I don’t want to get too sentimental, but I suddenly realised that I have actually played Nunn, So and Adams in simultaneously displays and lost to all three! It was my privilege. As for Mr. Burgess, I wonder if he gives simuls? I need to make it a quartet.
On one comical note I also thought about was this. I like hard copy books because you can also get ‘the author’ to sign it. In this case I would have to hunt down four people, which might mean that the task is never completed. 😩
On a more serious note, there are two constructive comments I should make. This is a personal viewpoint only, but I do like to have two or three blank pages at the end of a chess book so that I might make any notes and comments. I would beg Gambit to do this if possible in the future.
My other point is this. Browsing through the book, I wanted to know which author belonged to which puzzle. Sometimes I had to flick back to the beginning of the chapter to confirm. Just putting the author’s name at the header of each page might have been useful but again that could just be me. It is not a flaw in the book – but something that I would like.
To conclude.
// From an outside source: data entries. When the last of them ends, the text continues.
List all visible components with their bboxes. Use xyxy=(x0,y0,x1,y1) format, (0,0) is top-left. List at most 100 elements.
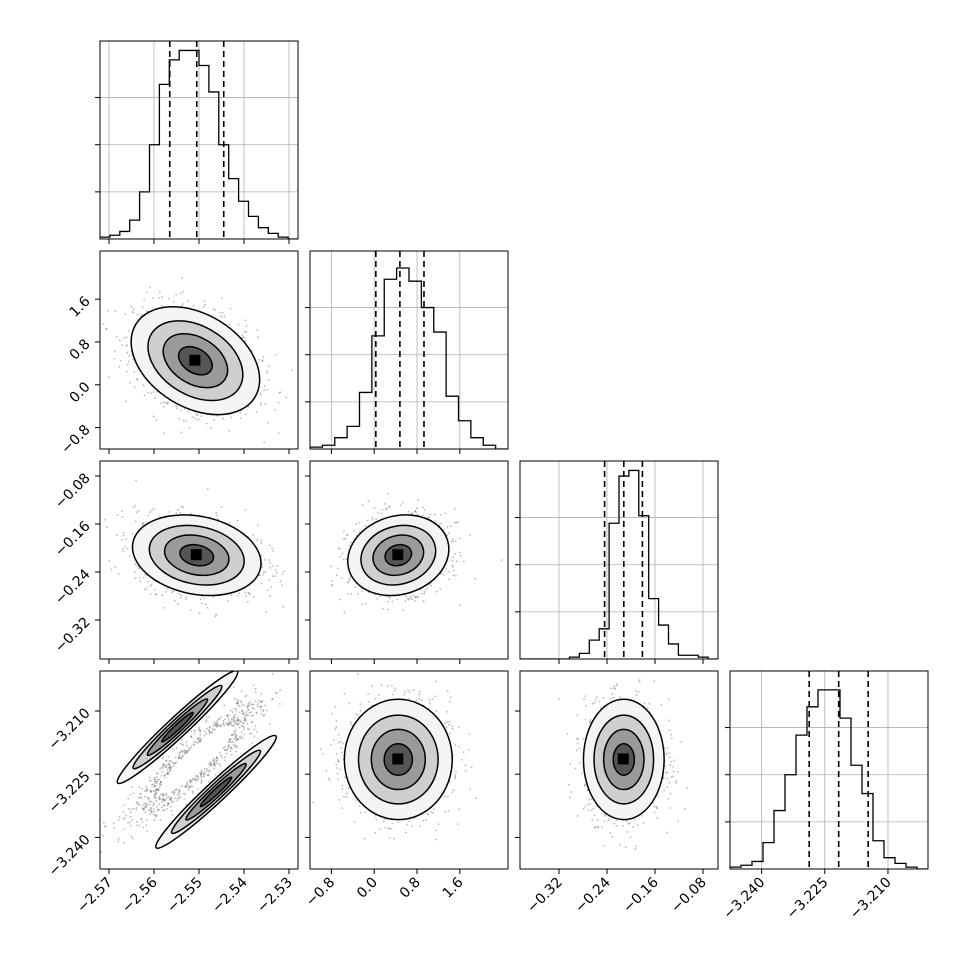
scatter-point xyxy=(166,401,169,404)
scatter-point xyxy=(239,417,242,420)
scatter-point xyxy=(250,721,253,724)
scatter-point xyxy=(103,518,106,521)
scatter-point xyxy=(414,595,417,598)
scatter-point xyxy=(414,599,417,602)
scatter-point xyxy=(131,311,134,313)
scatter-point xyxy=(240,735,243,738)
scatter-point xyxy=(341,742,344,745)
scatter-point xyxy=(163,799,166,801)
scatter-point xyxy=(190,730,193,733)
scatter-point xyxy=(126,370,128,373)
scatter-point xyxy=(154,589,156,591)
scatter-point xyxy=(356,673,359,675)
scatter-point xyxy=(228,744,230,746)
scatter-point xyxy=(666,786,669,788)
scatter-point xyxy=(672,766,675,768)
scatter-point xyxy=(337,760,340,763)
scatter-panel-3-0 xyxy=(95,670,299,870)
scatter-point xyxy=(186,751,189,753)
scatter-point xyxy=(234,733,237,735)
scatter-point xyxy=(566,733,569,735)
scatter-point xyxy=(440,514,442,516)
scatter-point xyxy=(188,426,191,429)
scatter-point xyxy=(585,704,587,707)
scatter-point xyxy=(193,729,196,732)
scatter-point xyxy=(596,826,599,829)
scatter-point xyxy=(338,799,341,801)
scatter-point xyxy=(391,822,394,825)
scatter-point xyxy=(350,541,352,544)
scatter-point xyxy=(217,723,220,726)
scatter-point xyxy=(222,719,225,722)
scatter-point xyxy=(405,831,407,834)
scatter-point xyxy=(167,802,170,804)
scatter-point xyxy=(379,828,382,831)
scatter-point xyxy=(237,719,239,721)
scatter-point xyxy=(235,707,238,710)
scatter-point xyxy=(132,506,135,509)
scatter-point xyxy=(138,803,141,806)
histogram-step xyxy=(730,689,928,869)
scatter-point xyxy=(367,693,370,695)
scatter-point xyxy=(251,706,254,709)
scatter-point xyxy=(635,694,638,696)
scatter-point xyxy=(162,763,165,765)
scatter-point xyxy=(236,720,239,723)
scatter-point xyxy=(135,807,138,809)
scatter-point xyxy=(668,729,671,732)
scatter-point xyxy=(353,821,356,823)
scatter-point xyxy=(121,548,124,551)
scatter-point xyxy=(143,802,146,805)
scatter-point xyxy=(133,807,136,810)
scatter-point xyxy=(167,803,170,805)
scatter-point xyxy=(183,749,185,752)
scatter-point xyxy=(423,592,426,595)
scatter-point xyxy=(160,781,162,783)
scatter-point xyxy=(393,837,395,840)
scatter-point xyxy=(157,787,160,790)
scatter-point xyxy=(155,788,158,791)
histogram-panel-2 xyxy=(515,460,719,660)
scatter-point xyxy=(187,299,190,302)
scatter-point xyxy=(196,741,199,744)
scatter-point xyxy=(205,769,208,772)
scatter-point xyxy=(138,824,141,827)
scatter-point xyxy=(346,592,349,595)
scatter-point xyxy=(589,721,591,724)
scatter-point xyxy=(245,325,248,327)
scatter-point xyxy=(200,415,203,417)
scatter-point xyxy=(451,791,453,794)
scatter-point xyxy=(274,575,277,578)
scatter-point xyxy=(236,702,239,704)
scatter-point xyxy=(253,595,256,598)
scatter-point xyxy=(192,304,195,307)
scatter-point xyxy=(407,510,410,513)
scatter-point xyxy=(244,720,247,722)
scatter-point xyxy=(178,790,180,793)
scatter-point xyxy=(236,719,239,721)
scatter-point xyxy=(358,805,361,807)
scatter-point xyxy=(241,709,243,712)
scatter-point xyxy=(137,803,140,806)
scatter-point xyxy=(387,600,389,603)
scatter-point xyxy=(588,798,591,801)
scatter-point xyxy=(136,824,138,826)
scatter-point xyxy=(584,784,587,786)
scatter-point xyxy=(262,709,265,712)
scatter-point xyxy=(358,531,361,533)
scatter-point xyxy=(337,778,339,781)
scatter-point xyxy=(349,721,352,723)
scatter-point xyxy=(673,759,676,762)
scatter-point xyxy=(224,746,226,748)
scatter-point xyxy=(213,764,216,767)
scatter-point xyxy=(454,507,456,510)
scatter-point xyxy=(194,776,197,779)
scatter-point xyxy=(432,808,435,811)
scatter-point xyxy=(131,819,134,821)
scatter-point xyxy=(640,814,643,817)
scatter-point xyxy=(243,713,246,716)
scatter-point xyxy=(163,799,166,802)
scatter-point xyxy=(117,840,120,843)
scatter-point xyxy=(416,513,419,516)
If you like chess puzzles – well this is a chess puzzle book. It is well thought through, the layout is easy on the eye (and brain) and it is contains a more contemporary selection of original puzzles. It is the sort of quality publication that I have come to expect from Gambit. There is much to learn about opening. Middlegame and endgame positions here, so it is not just about solving the puzzles. There's more if you want it.
Would I take it to a desert island? Well at the time of writing we are still isolated in lockdown so in a way I already have. Yes, it is another chess puzzle book and one that you would do well to snap up quickly - lest lockdown returns to haunt us all again later in the year.